Speaker - Aitana Munguia 

Off late, the focus has been on reducing the rate of myopia progression targeted individuals who already exhibited myopia and specific refractive values. However, the importance of risk factors remains crucial particularly the age of onset, which significantly influences myopia development. Earlier treatment led to greater success, prompting the consideration of targeting pre-myops. Hence, preventing myopia was a more valuable objective than addressing myopia itself.

Pre-myopia referred to a refractive error close to emmetropia that indicated a likelihood of developing myopia in the future. It was important to consider the differences in myopia onset, as childhood myopia typically appeared while the eye was still growing, usually between ages eight and thirteen. In contrast, adult myopia developed after the eye was fully formed, remains to be an area with limited findings. Thus, myopia management primarily focuses on childhood myopia.

Age has been an important risk factor for myopia. Numerous studies, particularly within Asian populations, indicated that the earlier myopia appeared, the higher the likelihood of developing more severe myopia. Research also demonstrated this correlation in populations beyond Asia, suggesting it was a common factor among humans. Thus, awareness of the age of first onset was emphasized as crucial in the context of myopia management.

Differentiating myopia management criteria for children remain essential, particularly since infants typically did not present with myopia. Most cases of myopia appeared after age eight, although rare instances of high myopia in children under six were noted, albeit at very low rates. This early-onset myopia was often not related to axial length, prompting the need for careful consideration of its underlying causes, such as corneal or other optical factors. These cases, which typically progressed rapidly and often stabilized around age five, required close monitoring to evaluate the rate of progression. If myopia continued to grow, a case-by-case approach to myopia control treatment has been vital, especially given the limited clinical information available regarding the development and management of early-onset myopia.
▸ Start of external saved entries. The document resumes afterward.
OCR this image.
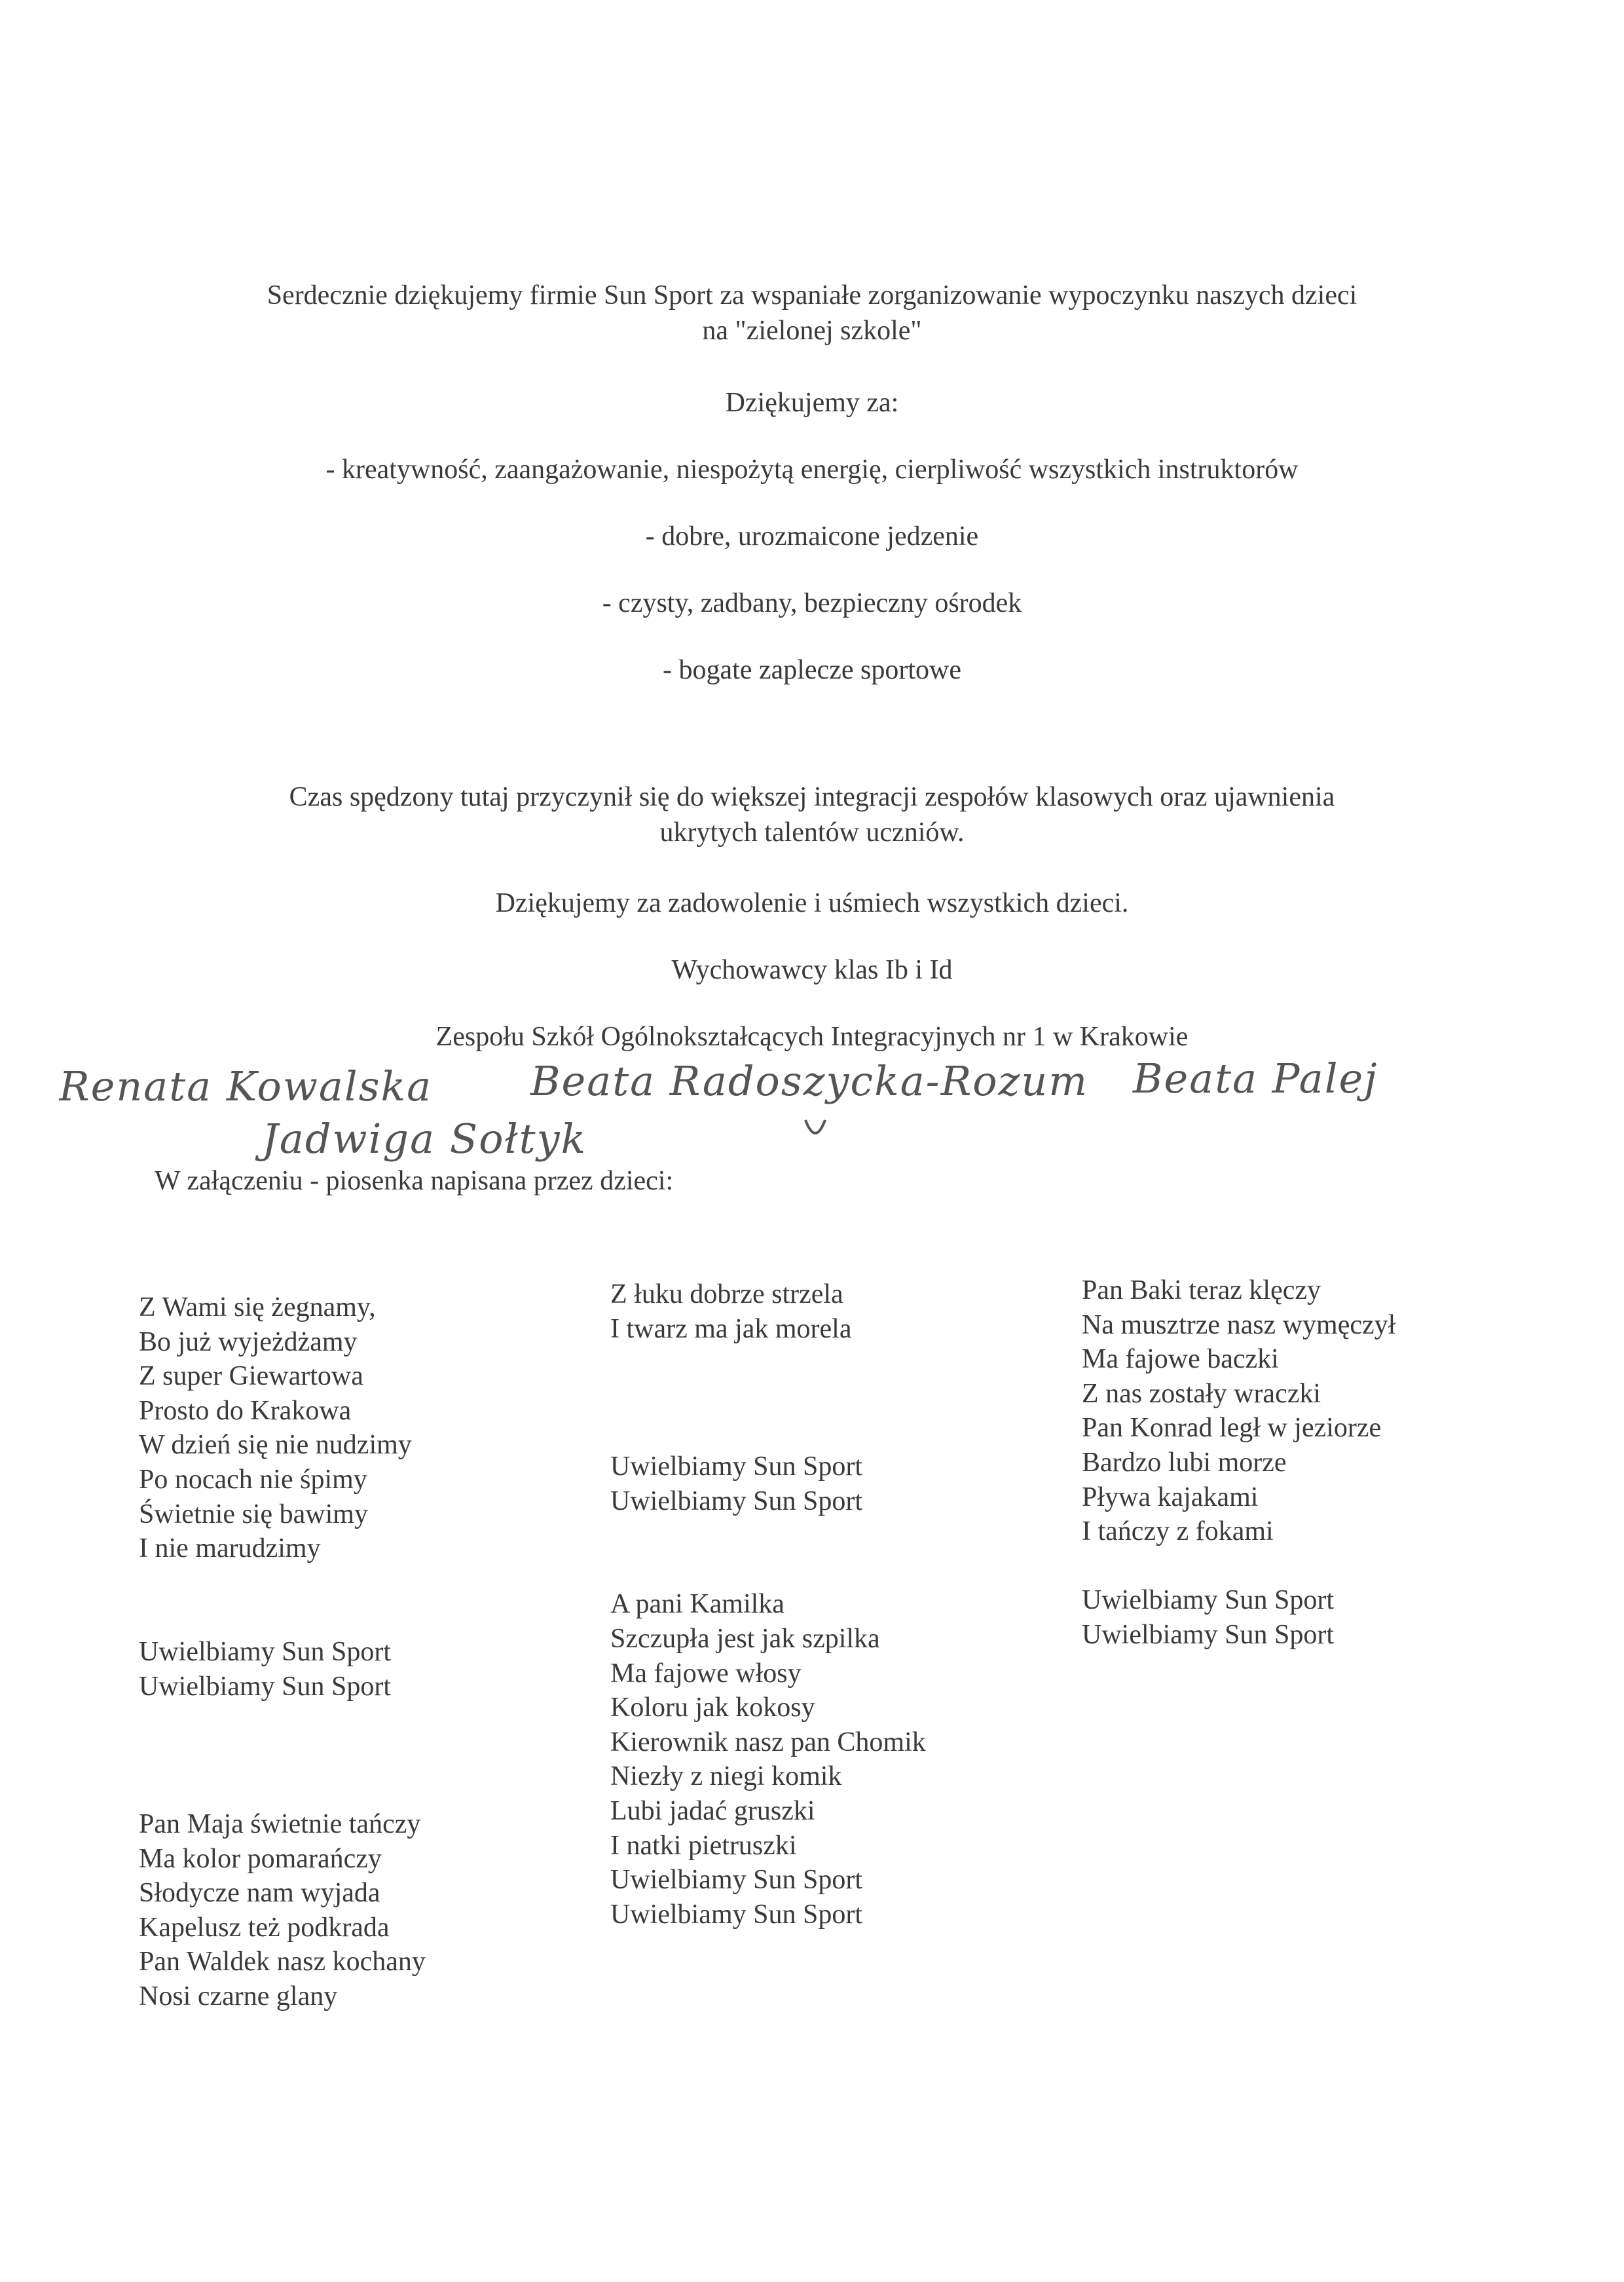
Serdecznie dziękujemy firmie Sun Sport za wspaniałe zorganizowanie wypoczynku naszych dzieci
na "zielonej szkole"
Dziękujemy za:
- kreatywność, zaangażowanie, niespożytą energię, cierpliwość wszystkich instruktorów
- dobre, urozmaicone jedzenie
- czysty, zadbany, bezpieczny ośrodek
- bogate zaplecze sportowe
Czas spędzony tutaj przyczynił się do większej integracji zespołów klasowych oraz ujawnienia
ukrytych talentów uczniów.
Dziękujemy za zadowolenie i uśmiech wszystkich dzieci.
Wychowawcy klas Ib i Id
Zespołu Szkół Ogólnokształcących Integracyjnych nr 1 w Krakowie
Renata Kowalska Beata Radoszycka-Rozum Beata Palej
Jadwiga Sołtyk
W załączeniu - piosenka napisana przez dzieci:
Z Wami się żegnamy,
Bo już wyjeżdżamy
Z super Giewartowa
Prosto do Krakowa
W dzień się nie nudzimy
Po nocach nie śpimy
Świetnie się bawimy
I nie marudzimy

Uwielbiamy Sun Sport
Uwielbiamy Sun Sport

Pan Maja świetnie tańczy
Ma kolor pomarańczy
Słodycze nam wyjada
Kapelusz też podkrada
Pan Waldek nasz kochany
Nosi czarne glany
Z łuku dobrze strzela
I twarz ma jak morela

Uwielbiamy Sun Sport
Uwielbiamy Sun Sport

A pani Kamilka
Szczupła jest jak szpilka
Ma fajowe włosy
Koloru jak kokosy
Kierownik nasz pan Chomik
Niezły z niegi komik
Lubi jadać gruszki
I natki pietruszki
Uwielbiamy Sun Sport
Uwielbiamy Sun Sport
Pan Baki teraz klęczy
Na musztrze nasz wymęczył
Ma fajowe baczki
Z nas zostały wraczki
Pan Konrad legł w jeziorze
Bardzo lubi morze
Pływa kajakami
I tańczy z fokami

Uwielbiamy Sun Sport
Uwielbiamy Sun Sport
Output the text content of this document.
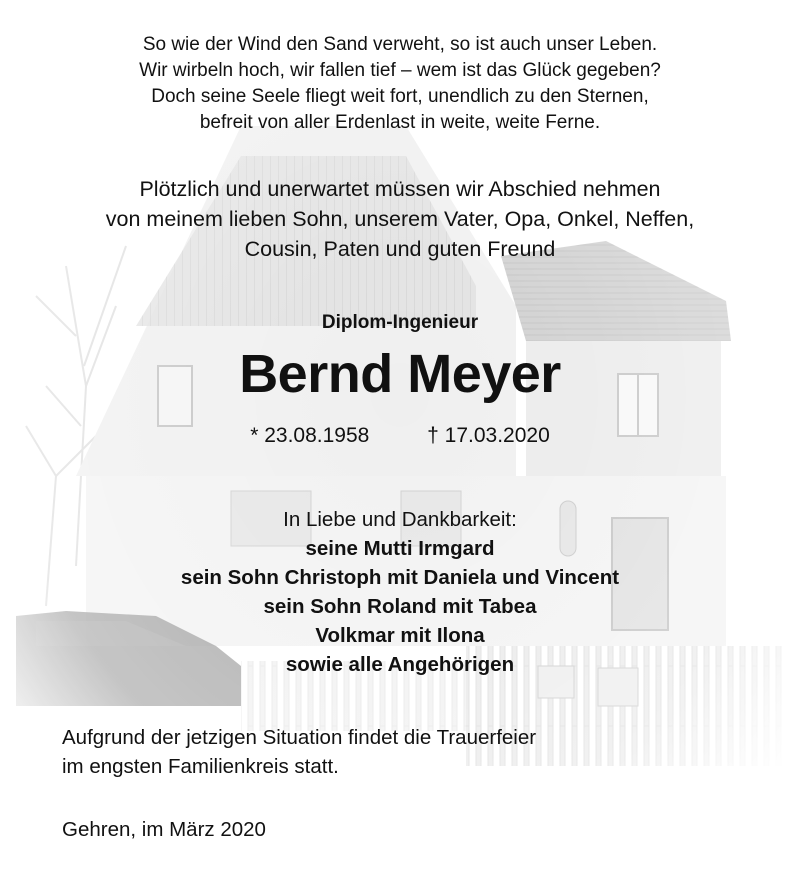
So wie der Wind den Sand verweht, so ist auch unser Leben.
Wir wirbeln hoch, wir fallen tief – wem ist das Glück gegeben?
Doch seine Seele fliegt weit fort, unendlich zu den Sternen,
befreit von aller Erdenlast in weite, weite Ferne.
Plötzlich und unerwartet müssen wir Abschied nehmen
von meinem lieben Sohn, unserem Vater, Opa, Onkel, Neffen,
Cousin, Paten und guten Freund
Diplom-Ingenieur
Bernd Meyer
* 23.08.1958	† 17.03.2020
In Liebe und Dankbarkeit:
seine Mutti Irmgard
sein Sohn Christoph mit Daniela und Vincent
sein Sohn Roland mit Tabea
Volkmar mit Ilona
sowie alle Angehörigen
Aufgrund der jetzigen Situation findet die Trauerfeier
im engsten Familienkreis statt.
Gehren, im März 2020
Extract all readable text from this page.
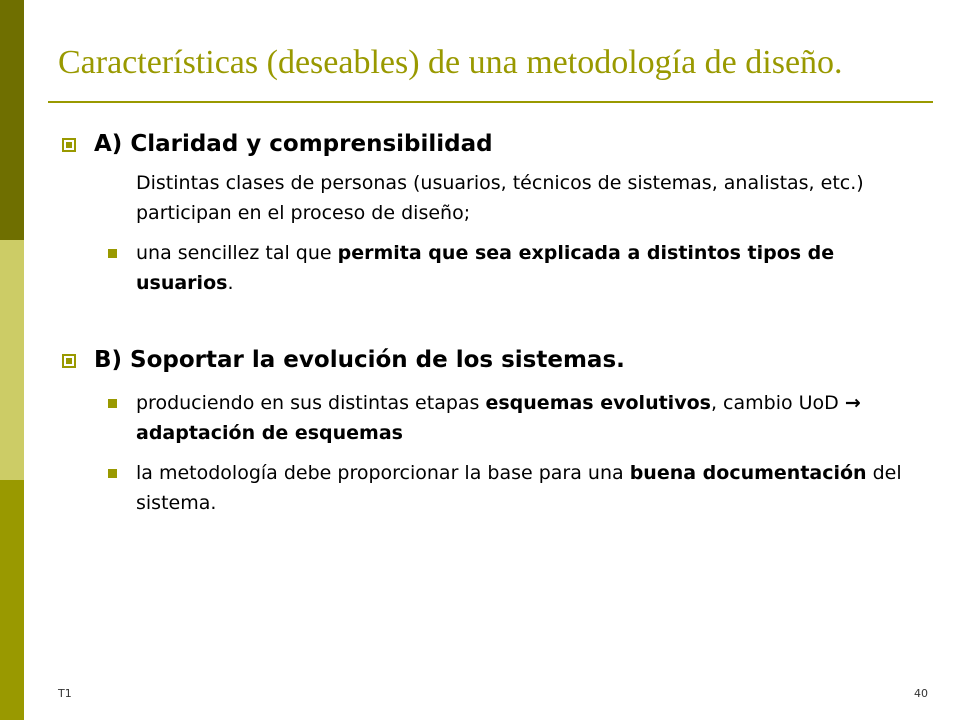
Características (deseables) de una metodología de diseño.
A) Claridad y comprensibilidad
Distintas clases de personas (usuarios, técnicos de sistemas, analistas, etc.) participan en el proceso de diseño;
una sencillez tal que permita que sea explicada a distintos tipos de usuarios.
B) Soportar la evolución de los sistemas.
produciendo en sus distintas etapas esquemas evolutivos, cambio UoD → adaptación de esquemas
la metodología debe proporcionar la base para una buena documentación del sistema.
T1	40
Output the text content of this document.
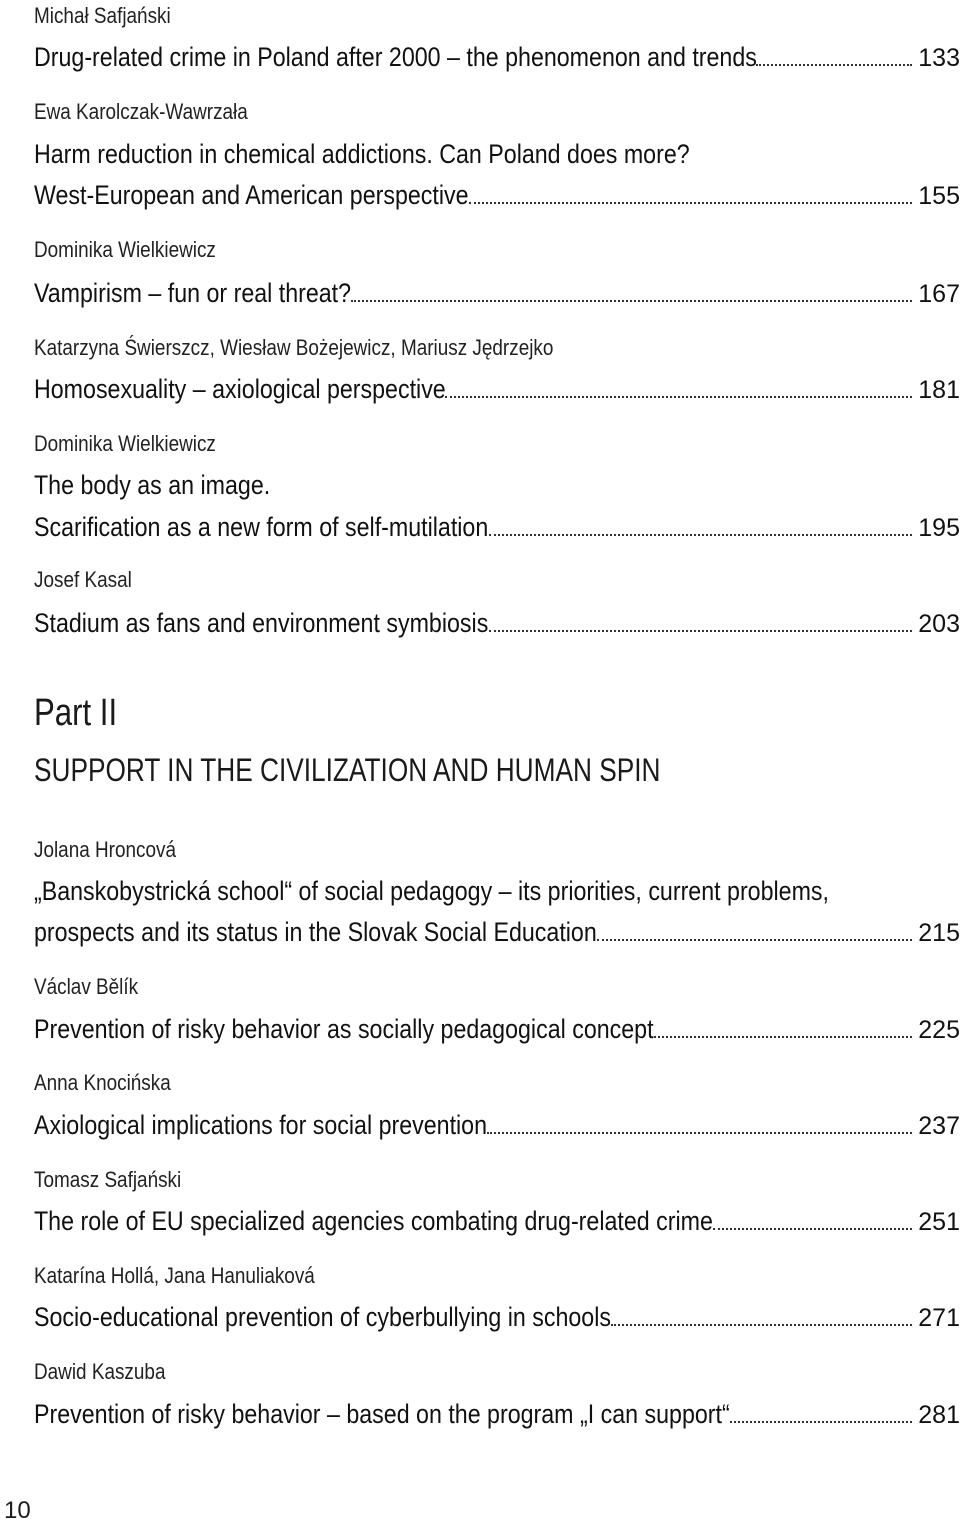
Michał Safjański
Drug-related crime in Poland after 2000 – the phenomenon and trends	133
Ewa Karolczak-Wawrzała
Harm reduction in chemical addictions. Can Poland does more?
West-European and American perspective	155
Dominika Wielkiewicz
Vampirism – fun or real threat?	167
Katarzyna Świerszcz, Wiesław Bożejewicz, Mariusz Jędrzejko
Homosexuality – axiological perspective	181
Dominika Wielkiewicz
The body as an image.
Scarification as a new form of self-mutilation	195
Josef Kasal
Stadium as fans and environment symbiosis	203
Part II
SUPPORT IN THE CIVILIZATION AND HUMAN SPIN
Jolana Hroncová
„Banskobystrická school“ of social pedagogy – its priorities, current problems,
prospects and its status in the Slovak Social Education	215
Václav Bělík
Prevention of risky behavior as socially pedagogical concept	225
Anna Knocińska
Axiological implications for social prevention	237
Tomasz Safjański
The role of EU specialized agencies combating drug-related crime	251
Katarína Hollá, Jana Hanuliaková
Socio-educational prevention of cyberbullying in schools	271
Dawid Kaszuba
Prevention of risky behavior – based on the program „I can support“	281
10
The timing of myopia onset was crucial, particularly in relation to the emmetropization process, where hyperopia decreases rapidly in the first year of life. Evidence suggested that lower hyperopia and faster axial length elongation could be observed in children three to four years before myopia onset. Therefore, careful study of these patients was recommended to prepare for the onset of myopia. Attention to patients under ten years old has been prompted, given the importance of this developmental stage.

If myopia is viewed as a failure in the emmetropization process, then low hyperopia could serve as an indicator of myopia potentially occurring in future. Recommendations highlights the correlation between low rates of hyperopia and age. This information is valuable while assessing patients with these refractive errors, as it can inform decisions about when to initiate myopia control treatment or monitoring. While hyperopia is still present, the treatment of myopia should not commence.

Hyperopia could serve as a useful risk factor predictor for myopia onset. Several studies indicated that cycloplegic autorefraction revealing 0.75 diopters or less of hyperopia at a mean age of 8.6 years demonstrated high sensitivity of 87% and specificity of 73% in predicting the onset of myopia in children.

The European Academy of Orthokeratology and Myopia Control (EurOK) protocol emphasized the importance of a comprehensive exam for myopia evaluation. It highlighted that assessment should not only include refraction and axial elongation but also consider binocular vision. Subsequently, numerous studies demonstrated a significant correlation between binocular status and risk factors for myopia development.

In evaluating the degree of myopia in children, four different techniques could be taken into consideration. Primarily, single patient refraction under ophthalmological control. Retinoscopy served as an objective refraction method performed in the dark. Subjective refraction imitating cycloplegic effects, while the late subject technique involved using near accommodation and the negative relative accommodation test, applying a plus prescription for distance vision to achieve 10/10 visual acuity. Lastly, cycloplegic refraction remain crucial for a comprehensive evaluation of refraction, as it eliminates the influence of accommodation and conventions.

Cycloplegic refraction has been regarded as the gold standard in myopia management. As prescribing lenses that overcorrected for the patient could lead to complications. A study demonstrated the correlation in measurement errors between cycloplegic and non-cycloplegic refraction. Therefore, it was essential to perform cycloplegic refraction prior to making any decisions regarding myopia management.

The importance of binocular vision, showing key values such as a high lack of accommodation, reduced accommodative flexibility, and esophoria, all of which correlated significantly with myopia development. Additionally, the reduction in working distance for close tasks was concerning; the closer a child positioned themselves to their work, the more likely they were to tilt their head. This head tilt was associated with aniso-accommodative demands, negatively affecting peripheral focus, which could exacerbate myopia. Therefore, promoting good posture during near work was encouraged to enhance the success of myopia management treatments.

42nd Congress of the European Society of Cataract and Refractive Surgeons, 6 – 10 September 2024, Fira de Barcelona, Spain.